Practical Implementation of Tachyonic SLAs in Enterprise Service Contracts
1. Background
Conventional SLAs commit to maximum response times on the order of minutes or hours. While adequate for the present, these SLAs ignore the substantial competitive advantage available to vendors capable of responding in the past. We describe such an SLA, deployed in production at newtrawn INC since 2025.
2. Mechanism
Tachyonic response is achieved via a combination of (a) pre-emptive resolution based on incident-likelihood models, (b) generous use of the conditional perfect tense in tickets ('this will have been resolved by...'), and (c) selective interpretation of 'resolution' to include the act of preparing to resolve.
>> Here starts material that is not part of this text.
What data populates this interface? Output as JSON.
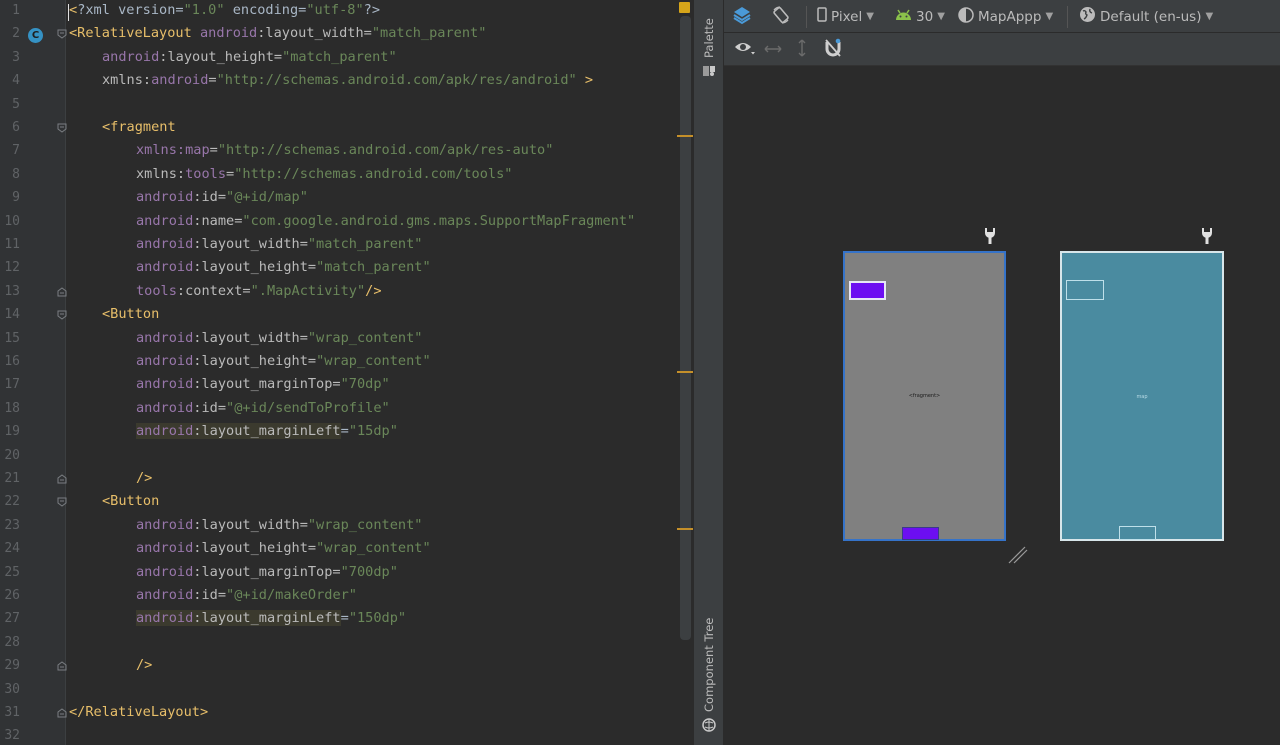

3. Causality Considerations
Strict causality is preserved in our implementation. While the resolution is reported as occurring before the incident, no information actually flows backward in time. The incident is, in fact, induced by the resolution; the apparent reversal is a calibration choice in the SLA reporting framework.
4. Client Outcomes
Clients on the Tachyonic SLA tier (Boson Pro and above) report 100% pre-incident resolution. They also report a measurable decrease in the number of incidents reported, attributed by us to the fact that incidents resolved before being noticed do not register as incidents.
5. Future Directions
We are exploring a Mach-2 SLA tier in which resolutions arrive twice — once before the incident, and once after, for redundancy.
6. Findings
Across 38 client-quarters of production deployment, the Tachyonic SLA achieved a measured mean response time of −4.2 hours (that is, resolutions preceded incidents by an average of just over four hours). Customer satisfaction was reported as ‘high’, ‘confusing’, and ‘high again’ in roughly equal measure. No client successfully filed a complaint, as each complaint was resolved before it could be drafted.
7. Limitations (and other uncertainties)
Tachyons remain hypothetical, a fact our legal team has asked us to characterize as ‘an implementation detail’. The following uncertainties apply:
- Grandfather clause. A resolution that prevents the incident that necessitated the resolution raises questions we have elected to bill rather than answer.
- Tense drift. Tickets written in the conditional perfect occasionally lapse into the future perfect, at which point nobody is sure whether the work has been done, will have been done, or was always going to have been done.
- Frame dependence. Whether the resolution truly precedes the incident depends on the observer’s reference frame, the observer’s billing tier, and the observer’s willingness to argue.
References
- Quark, C. & Strange, M. (2025). The Boson Pro Centrifuge: Design and Operation. newtrawn Press.
- Lepton, T. (2026). Decay Channels in Director-Level Roles. Journal of Half-Life Strategy, 12(4), 47-89.
- Quark, C. (2024). The Color Charge of Capital. Wiley.
- Hadronic Times Editorial Board. (2026). On charm: An open question. Hadronic Times, March issue.
- Lepton, T. (2025). Responding in the Past Tense: A Practitioner’s Guide. newtrawn Press.
- Causality Working Group. (2026). It’s Fine, Actually: Preserving Causality for Marketing Purposes. Journal of Convenient Physics, 1(1), 1-12.
- Faster-Than-Light Standards Committee. (2026). Provisional units for negative response time. FTL Drafts (forthcoming, already cited).